Reversibility related to entropy

[Vanessa Nicoll 3H]

Reversible process ∆S(total) = 0 and irreversible ∆S(surr) = 0. Can someone explain why that is?

[Miyu Tang Dis3I]

The total entropy change of a system and its surroundings is given by:

∆S(total) = ∆S(system) + ∆S(surroundings)

A reversible process is one where the system and its surroundings can be returned to their initial states after the process, without any change in entropy. This means that the entropy change of the system and its surroundings are equal and opposite:

∆S(system) = -∆S(surroundings)

Substituting this into the first equation gives:

∆S(total) = ∆S(system) + ∆S(surroundings) = 0

Therefore, in a reversible process, the total entropy change of the system and its surroundings is zero.

In an irreversible process, the system and its surroundings cannot be returned to their initial states after the process, and there is always some increase in entropy.
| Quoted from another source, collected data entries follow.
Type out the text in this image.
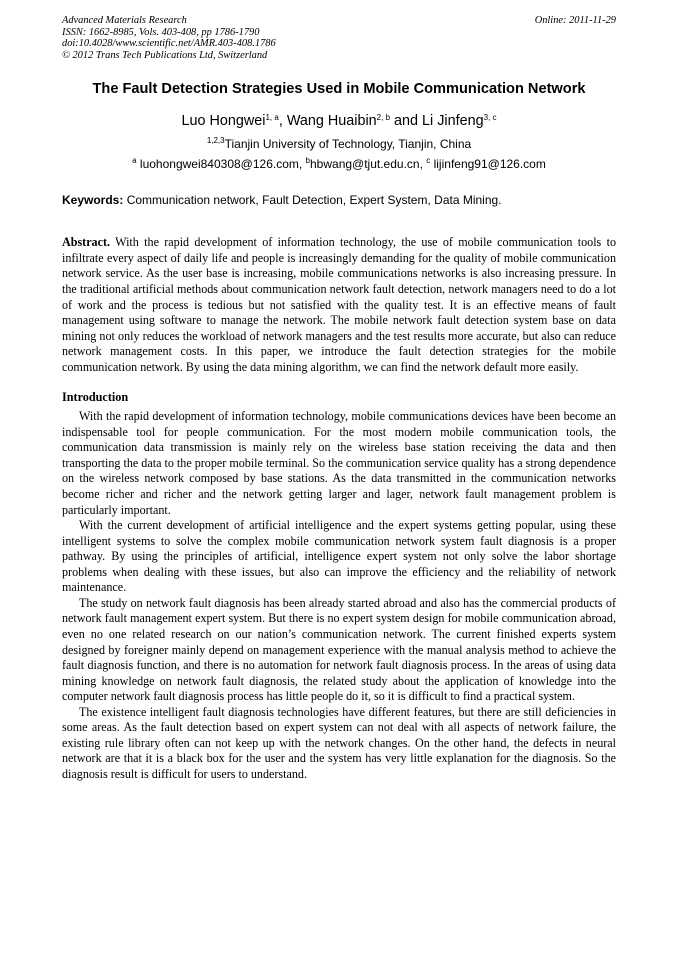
Advanced Materials Research
ISSN: 1662-8985, Vols. 403-408, pp 1786-1790
doi:10.4028/www.scientific.net/AMR.403-408.1786
© 2012 Trans Tech Publications Ltd, Switzerland
Online: 2011-11-29
The Fault Detection Strategies Used in Mobile Communication Network
Luo Hongwei$^{1, a}$, Wang Huaibin$^{2, b}$ and Li Jinfeng$^{3, c}$
$^{1,2,3}$Tianjin University of Technology, Tianjin, China
$^a$ luohongwei840308@126.com, $^b$hbwang@tjut.edu.cn, $^c$ lijinfeng91@126.com
Keywords: Communication network, Fault Detection, Expert System, Data Mining.
Abstract. With the rapid development of information technology, the use of mobile communication tools to infiltrate every aspect of daily life and people is increasingly demanding for the quality of mobile communication network service. As the user base is increasing, mobile communications networks is also increasing pressure. In the traditional artificial methods about communication network fault detection, network managers need to do a lot of work and the process is tedious but not satisfied with the quality test. It is an effective means of fault management using software to manage the network. The mobile network fault detection system base on data mining not only reduces the workload of network managers and the test results more accurate, but also can reduce network management costs. In this paper, we introduce the fault detection strategies for the mobile communication network. By using the data mining algorithm, we can find the network default more easily.
Introduction

With the rapid development of information technology, mobile communications devices have been become an indispensable tool for people communication. For the most modern mobile communication tools, the communication data transmission is mainly rely on the wireless base station receiving the data and then transporting the data to the proper mobile terminal. So the communication service quality has a strong dependence on the wireless network composed by base stations. As the data transmitted in the communication networks become richer and richer and the network getting larger and lager, network fault management problem is particularly important.

With the current development of artificial intelligence and the expert systems getting popular, using these intelligent systems to solve the complex mobile communication network system fault diagnosis is a proper pathway. By using the principles of artificial, intelligence expert system not only solve the labor shortage problems when dealing with these issues, but also can improve the efficiency and the reliability of network maintenance.

The study on network fault diagnosis has been already started abroad and also has the commercial products of network fault management expert system. But there is no expert system design for mobile communication abroad, even no one related research on our nation’s communication network. The current finished experts system designed by foreigner mainly depend on management experience with the manual analysis method to achieve the fault diagnosis function, and there is no automation for network fault diagnosis process. In the areas of using data mining knowledge on network fault diagnosis, the related study about the application of knowledge into the computer network fault diagnosis process has little people do it, so it is difficult to find a practical system.

The existence intelligent fault diagnosis technologies have different features, but there are still deficiencies in some areas. As the fault detection based on expert system can not deal with all aspects of network failure, the existing rule library often can not keep up with the network changes. On the other hand, the defects in neural network are that it is a black box for the user and the system has very little explanation for the diagnosis. So the diagnosis result is difficult for users to understand.
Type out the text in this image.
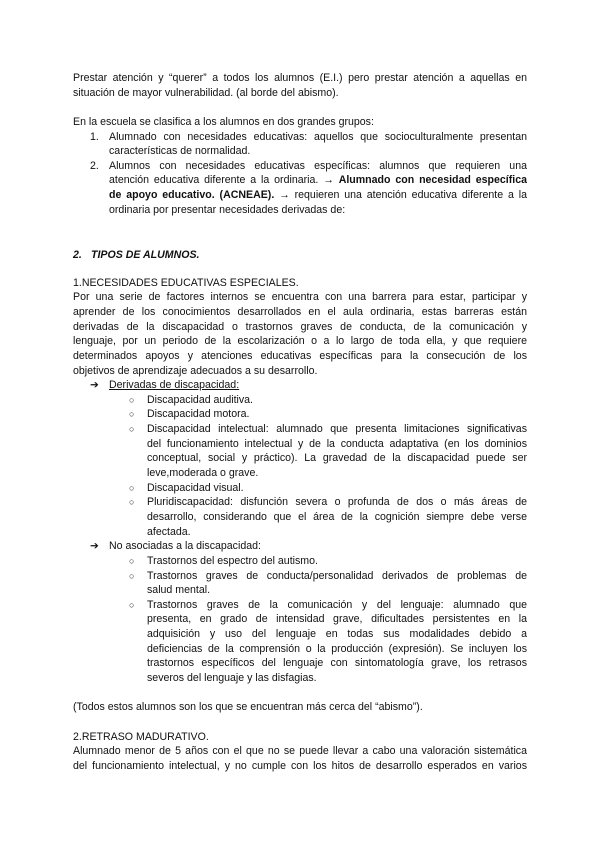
Prestar atención y “querer” a todos los alumnos (E.I.) pero prestar atención a aquellas en
situación de mayor vulnerabilidad. (al borde del abismo).
En la escuela se clasifica a los alumnos en dos grandes grupos:
1. Alumnado con necesidades educativas: aquellos que socioculturalmente presentan
características de normalidad.
2. Alumnos con necesidades educativas específicas: alumnos que requieren una
atención educativa diferente a la ordinaria. → Alumnado con necesidad específica
de apoyo educativo. (ACNEAE). → requieren una atención educativa diferente a la
ordinaria por presentar necesidades derivadas de:
2. TIPOS DE ALUMNOS.
1.NECESIDADES EDUCATIVAS ESPECIALES.
Por una serie de factores internos se encuentra con una barrera para estar, participar y
aprender de los conocimientos desarrollados en el aula ordinaria, estas barreras están
derivadas de la discapacidad o trastornos graves de conducta, de la comunicación y
lenguaje, por un periodo de la escolarización o a lo largo de toda ella, y que requiere
determinados apoyos y atenciones educativas específicas para la consecución de los
objetivos de aprendizaje adecuados a su desarrollo.
➔ Derivadas de discapacidad:
○ Discapacidad auditiva.
○ Discapacidad motora.
○ Discapacidad intelectual: alumnado que presenta limitaciones significativas
del funcionamiento intelectual y de la conducta adaptativa (en los dominios
conceptual, social y práctico). La gravedad de la discapacidad puede ser
leve,moderada o grave.
○ Discapacidad visual.
○ Pluridiscapacidad: disfunción severa o profunda de dos o más áreas de
desarrollo, considerando que el área de la cognición siempre debe verse
afectada.
➔ No asociadas a la discapacidad:
○ Trastornos del espectro del autismo.
○ Trastornos graves de conducta/personalidad derivados de problemas de
salud mental.
○ Trastornos graves de la comunicación y del lenguaje: alumnado que
presenta, en grado de intensidad grave, dificultades persistentes en la
adquisición y uso del lenguaje en todas sus modalidades debido a
deficiencias de la comprensión o la producción (expresión). Se incluyen los
trastornos específicos del lenguaje con sintomatología grave, los retrasos
severos del lenguaje y las disfagias.
(Todos estos alumnos son los que se encuentran más cerca del “abismo”).
2.RETRASO MADURATIVO.
Alumnado menor de 5 años con el que no se puede llevar a cabo una valoración sistemática
del funcionamiento intelectual, y no cumple con los hitos de desarrollo esperados en varios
However, it is still possible for the entropy change of the surroundings to be zero if the process occurs adiabatically (i.e., with no heat exchange between the system and surroundings):

Q = 0, so ∆S(surroundings) = 0

Substituting this into the first equation gives:

∆S(total) = ∆S(system) + ∆S(surroundings) > 0

Therefore, in an irreversible process where there is no heat exchange with the surroundings, the total entropy change of the system and its surroundings is still greater than zero, but the entropy change of the surroundings is zero.

[Damin Rawlins 3B]

For a reversible process, the total entropy change is zero as there is no net transfer of heat or energy between the system and surroundings. In an irreversible process, the total entropy change is still zero, but the change in entropy of the surroundings is negative and equal in magnitude to the change in entropy of the system. This is because the total entropy change of the universe must always be positive. ΔS(total) = ΔS(system) + ΔS(surroundings) = 0 for both reversible and irreversible processes.